86% of all sequenced genes showed >95% similarity to one of the 71 different sequences presented. They belonged each to the same isolate and were considered the same gene. It is possible that some of these sequences were different genes with very similar sequences. However, this would only enhance the homology rate within an isolate not amongst others. One reason for the limited number of different sequences might be sequence variation at the primer sites in Indonesian samples.

Further analysis using cysteine/PoLV grouping on the distribution motif of DBL1α sequence tag in association with the geographical origin revealed a similar sequence distribution between isolates, suggesting that although extremely diverse, DBL1α shares common feature among different geographical origins. Concurred with a previous study which reported a similar distribution of relative number of genomic sequences in each sequence group between field isolates and laboratory isolate 3D7 [40]. The distribution of sequence groups and HBs of genomic DNA among isolates was in general equal, indicating that DBL1α shares common sequences among different clinical categories. Interestingly, group 3 sequences were only found in isolates having caused severe malaria. However, the association lost significance after controlling for origin of the samples; also gDNA lacks information about expression during time of infection. The majority of sequences from both clinical categories belonged to sequence group 4 with four cysteine residues, classified as normal number of cysteine in DBL1α as described previously [30].

All expressed sequences had two cysteine residues and belonged to sequence group 3 or 1, in accordance with a report by Kyriacou and colleagues in Malian children [21]. However, sample size was too low to differentiate between UM and SM cases.

In this study, the DBL2β-C2 domain of Indonesian P. falciparum field isolates was identified.
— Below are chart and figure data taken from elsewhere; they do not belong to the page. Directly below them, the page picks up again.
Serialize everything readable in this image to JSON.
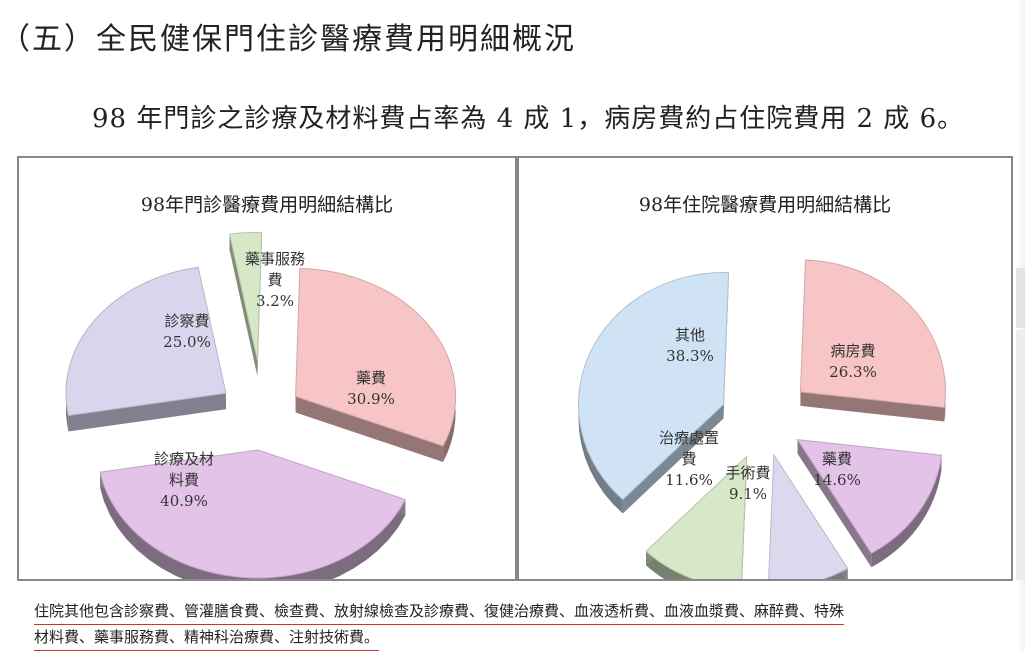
{
  "heading": "（五）全民健保門住診醫療費用明細概況",
  "lead": "98 年門診之診療及材料費占率為 4 成 1，病房費約占住院費用 2 成 6。",
  "chart_data": [
    {
      "type": "pie",
      "title": "98年門診醫療費用明細結構比",
      "slices": [
        {
          "name": "藥事服務費",
          "label_lines": [
            "藥事服務",
            "費",
            "3.2%"
          ],
          "value": 3.2,
          "color": "#d6e8c8"
        },
        {
          "name": "藥費",
          "label_lines": [
            "藥費",
            "30.9%"
          ],
          "value": 30.9,
          "color": "#f7c5c5"
        },
        {
          "name": "診療及材料費",
          "label_lines": [
            "診療及材",
            "料費",
            "40.9%"
          ],
          "value": 40.9,
          "color": "#e3c4e8"
        },
        {
          "name": "診察費",
          "label_lines": [
            "診察費",
            "25.0%"
          ],
          "value": 25.0,
          "color": "#d9d5ec"
        }
      ]
    },
    {
      "type": "pie",
      "title": "98年住院醫療費用明細結構比",
      "slices": [
        {
          "name": "病房費",
          "label_lines": [
            "病房費",
            "26.3%"
          ],
          "value": 26.3,
          "color": "#f7c5c5"
        },
        {
          "name": "藥費",
          "label_lines": [
            "藥費",
            "14.6%"
          ],
          "value": 14.6,
          "color": "#e3c4e8"
        },
        {
          "name": "手術費",
          "label_lines": [
            "手術費",
            "9.1%"
          ],
          "value": 9.1,
          "color": "#ddd8ee"
        },
        {
          "name": "治療處置費",
          "label_lines": [
            "治療處置",
            "費",
            "11.6%"
          ],
          "value": 11.6,
          "color": "#d6e8c8"
        },
        {
          "name": "其他",
          "label_lines": [
            "其他",
            "38.3%"
          ],
          "value": 38.3,
          "color": "#cfe3f4"
        }
      ]
    }
  ],
  "footnote": {
    "line1": "住院其他包含診察費、管灌膳食費、檢查費、放射線檢查及診療費、復健治療費、血液透析費、血液血漿費、麻醉費、特殊",
    "line2": "材料費、藥事服務費、精神科治療費、注射技術費。"
  }
}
Similar to the previous reports [16, 19], multiple alignment analysis showed that the DBL2β-C2 sequences shared many similar features, including 16 conserved cysteine residues (C1-C16) and highly conserved amino acid blocks flanked by more extensive polymorphic regions. A clustering in the Kalimantan isolates was observed whereas the isolates from Papua were more diverse (Figure 4). As only one to two different sequences per isolate were analysed - for further experiments, conclusions are limited.
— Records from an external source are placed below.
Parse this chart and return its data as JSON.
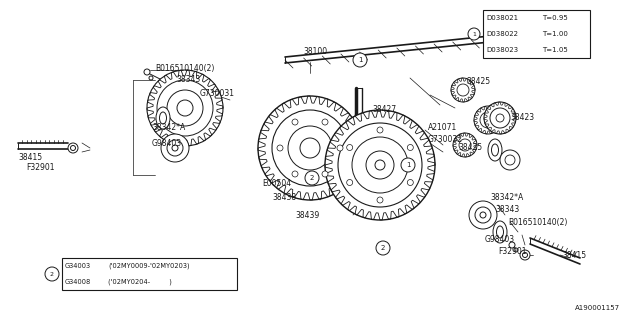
{
  "bg_color": "#ffffff",
  "line_color": "#1a1a1a",
  "text_color": "#1a1a1a",
  "figsize": [
    6.4,
    3.2
  ],
  "dpi": 100,
  "top_right_table": {
    "rows": [
      {
        "part": "D038021",
        "val": "T=0.95"
      },
      {
        "part": "D038022",
        "val": "T=1.00"
      },
      {
        "part": "D038023",
        "val": "T=1.05"
      }
    ]
  },
  "bottom_left_table": {
    "rows": [
      {
        "part": "G34003",
        "val": "('02MY0009-'02MY0203)"
      },
      {
        "part": "G34008",
        "val": "('02MY0204-         )"
      }
    ]
  },
  "bottom_right_label": "A190001157"
}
Ariey et al. reported a specific sequence called var D gene that was expressed in SM. To follow that finding, UNIEBP primers were used. An internal specific primer targeting on var D-like gene according to the amplified fragments was designed. The amplicons derived from RNA corresponded partly to the var D gene reported previously [24] but closely matched with the DBLγ domain of PfEMP-1 isolated from 3D7 and patients with placenta-associated malaria from various origins (Figure 5). According to Ariey et al., the var D gene possessed characteristics of the DBLδ domain, while sequences in this study corresponded to DBLγ domain of PfEMP-1. Further analysis found three conserved sequence motifs containing six to 23 nucleotides. Analysis of homology blocks by using varDom server presented homology block (HB) characteristics of DBLγ and DBLδ. As only HB3 to HB5 was covered, the origin of the sequences remains uncertain, either DBLγ or DBLδ is possible. Rask and colleagues discussed recombination between and reminiscences of DBLγ and DBLδ domains, which might explain the results [6]. Interestingly, expressed sequences were only found in SM patients.
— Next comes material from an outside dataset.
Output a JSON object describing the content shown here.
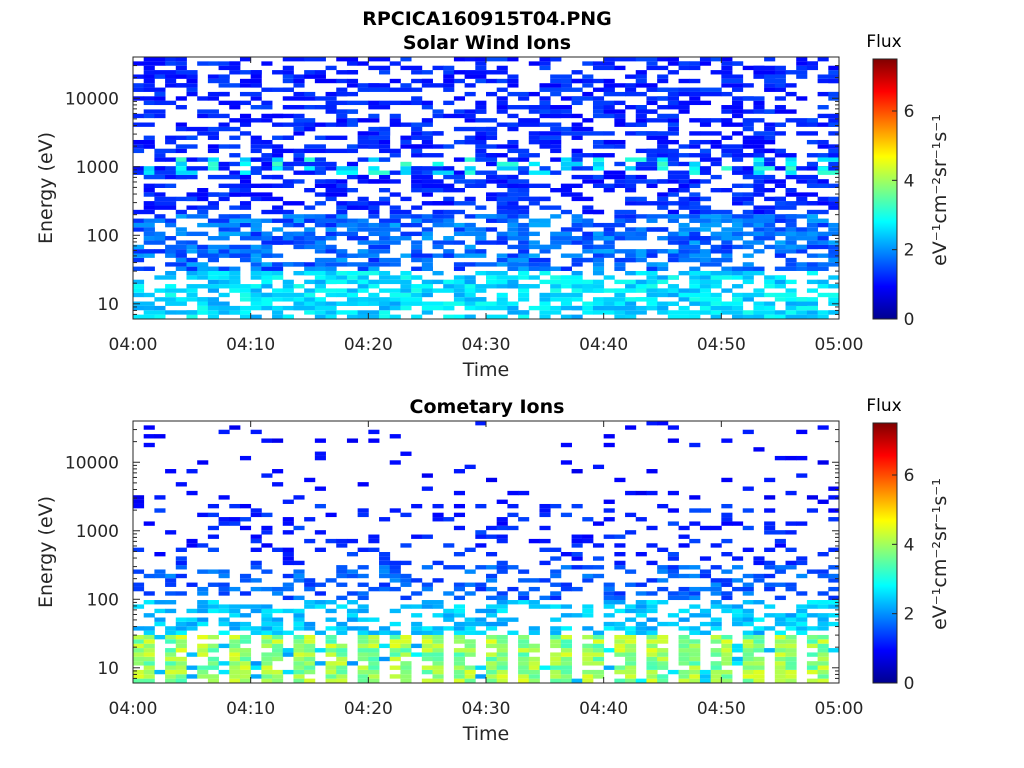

The low identity of the sequences in this study with the proposed var D gene excludes relatedness. However, the increased prevalence and programmed expression of those sequences containing certain HBs solely in severe malaria implies its possible involvement in pathogenesis of malaria.

Conclusion

This report on DBL1α var gene variety in Indonesian isolates with different endemicity and pathology shows the immense diversity of the gene family. DBLβ-C2 sequences showed regional clustering in Kalimantan isolates and higher conservation than DBL1α as expected. The prevalence of certain sequences solely in transcripts of SM suggests involvement in the pathogenesis. Based on a larger sample size, further characterization of DBL domains from patients with different clinical manifestations is needed for a thorough analysis of DBL domain expression in falciparum malaria.